Ru Feng fronça les sourcils, conscient que ses forces l'abandonnaient. Il savait que tergiverser lui causerait des ennuis, et son visage s'assombrit. Un cri perçant retentit, sa puissance se décupla et une aura d'épée jaillit. Son adversaire esquiva sur le côté, et Ru Feng saisit l'occasion pour porter un coup d'épée en diagonale, visant directement le point vital du Dragon Borgne. Ce dernier para précipitamment, mais l'autre, voyant l'opportunité, ignora la vie du Dragon Borgne et frappa directement dans l'ouverture créée par Ru Feng.
À ce moment précis, l'épée de Ru Feng lui glissa des mains, et plusieurs fléchettes apparurent soudain dans sa main gauche, filant vers l'homme costaud armé d'un couteau.
Tout cela s'est passé en un clin d'œil, si bien que lorsque le colosse armé d'un couteau eut la gorge tranchée par une fléchette, l'épée longue du borgne vola elle aussi dans les airs.
Alors que Ru Feng faisait un salto arrière pour esquiver l'attaque du dragon borgne, les fléchettes restantes dans sa main étaient déjà tirées sur l'ennemi hostile à Yu Xuan.
En un instant, Ru Feng tua deux personnes ! Yu Xuan était fou de joie.
Le visage du Dragon Borgne s'assombrit et il attaqua le frêle Yu Xuan de son épée. À peine Ru Feng avait-il atterri qu'il se précipita sur lui. Pris au dépourvu, Ru Feng fut emporté par la force du Dragon Borgne avant même d'avoir pu se relever et tomba de la falaise !

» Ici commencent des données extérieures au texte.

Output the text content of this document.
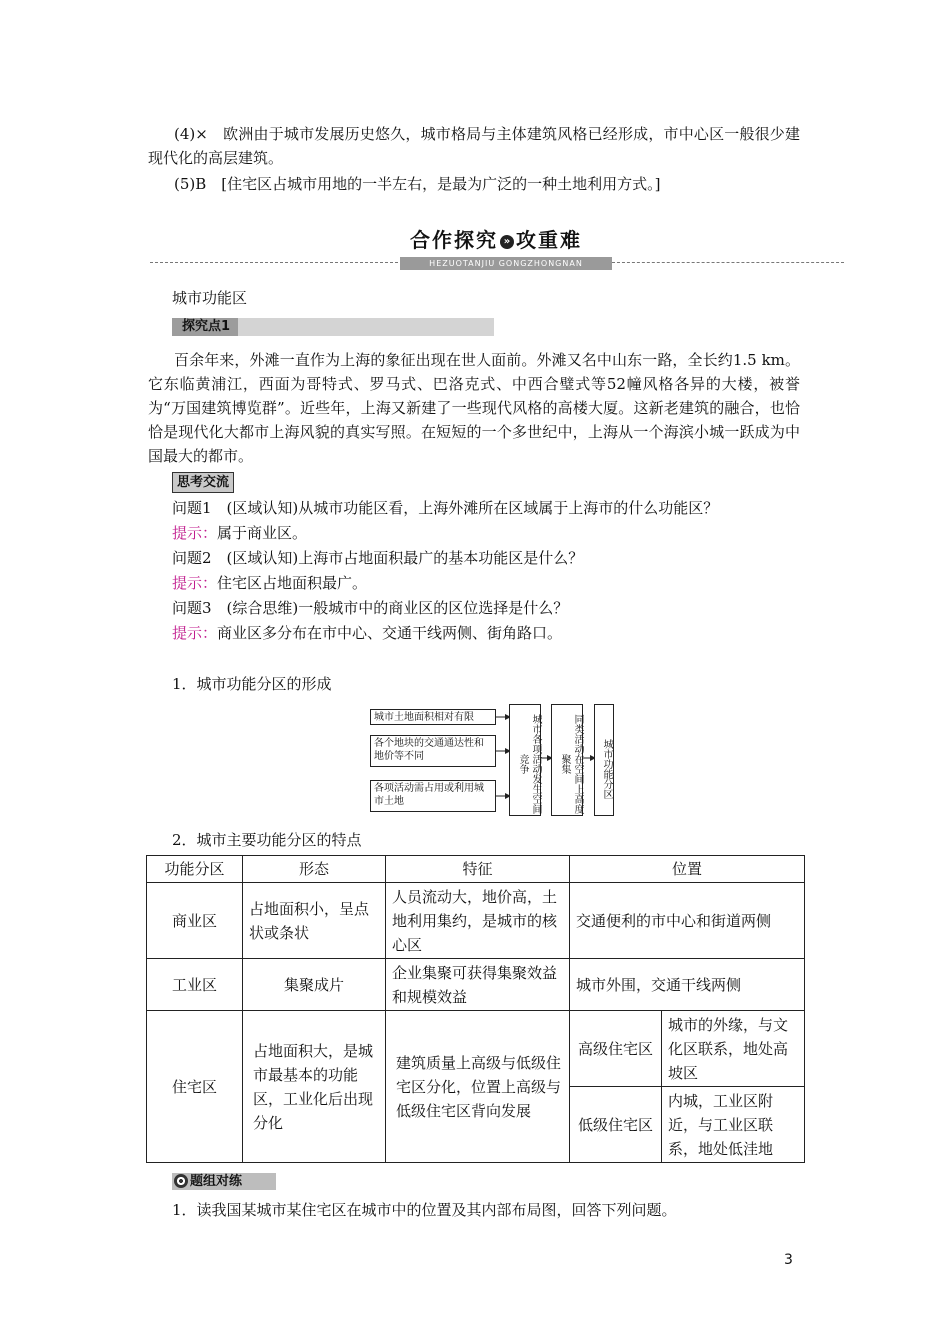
(4)×　欧洲由于城市发展历史悠久，城市格局与主体建筑风格已经形成，市中心区一般很少建现代化的高层建筑。
(5)B　[住宅区占城市用地的一半左右，是最为广泛的一种土地利用方式。]
合作探究 » 攻重难
HEZUOTANJIU GONGZHONGNAN
城市功能区
探究点1
百余年来，外滩一直作为上海的象征出现在世人面前。外滩又名中山东一路，全长约1.5 km。它东临黄浦江，西面为哥特式、罗马式、巴洛克式、中西合璧式等52幢风格各异的大楼，被誉为“万国建筑博览群”。近些年，上海又新建了一些现代风格的高楼大厦。这新老建筑的融合，也恰恰是现代化大都市上海风貌的真实写照。在短短的一个多世纪中，上海从一个海滨小城一跃成为中国最大的都市。
思考交流
问题1　(区域认知)从城市功能区看，上海外滩所在区域属于上海市的什么功能区？
提示：属于商业区。
问题2　(区域认知)上海市占地面积最广的基本功能区是什么？
提示：住宅区占地面积最广。
问题3　(综合思维)一般城市中的商业区的区位选择是什么？
提示：商业区多分布在市中心、交通干线两侧、街角路口。
1．城市功能分区的形成
城市土地面积相对有限
各个地块的交通通达性和地价等不同
各项活动需占用或利用城市土地	城市各项活动发生空间竞争	同类活动在空间上高度聚集	城市功能分区
2．城市主要功能分区的特点
功能分区	形态	特征	位置	
商业区	占地面积小，呈点状或条状	人员流动大，地价高，土地利用集约，是城市的核心区	交通便利的市中心和街道两侧	
工业区	集聚成片	企业集聚可获得集聚效益和规模效益	城市外围，交通干线两侧	
住宅区	占地面积大，是城市最基本的功能区，工业化后出现分化	建筑质量上高级与低级住宅区分化，位置上高级与低级住宅区背向发展	高级住宅区	城市的外缘，与文化区联系，地处高坡区
			低级住宅区	内城，工业区附近，与工业区联系，地处低洼地
题组对练
1．读我国某城市某住宅区在城市中的位置及其内部布局图，回答下列问题。
3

« Non… » La voix déchirante de Yu Xuan emplit soudain l’air !
Dans la capitale.
« Êtes-vous sûr que Yuchi Rufeng est vraiment mort ? » Une voix grave et douce parvint de derrière les épais rideaux de gaze.
« Oui, Maître. Borgne a chuté de la falaise avec Yuchi Rufeng au dernier moment. Le Troisième Prince et les autres ont cherché longtemps au pied de la falaise, en vain. Le Troisième Prince a même voulu se jeter à leur suite, mais il a été retenu par ceux qui l'entouraient. À présent, tous croient Yuchi Rufeng mort. » L'homme vêtu de noir, agenouillé au sol, répondit d'une voix basse, le ton et l'expression empreints de respect.
« Oh… il a vraiment de la chance ! » soupira lentement une voix grave d'homme, avec une pointe d'insatisfaction. Il poursuivit : « Où sont les autres maintenant ? N'aurait-il pas été préférable qu'ils sautent tous ? Ils sont vraiment laids ! »
« Après avoir fait leur rapport au Maître, ils se sont précipités vers la Garnison Nord, soi-disant pour venger Yuchi Rufeng. Ils pensaient que ces bandits apparus soudainement étaient l'œuvre des habitants de la Montagne de Pierre Noire. »
"D'accord, tu peux y aller maintenant."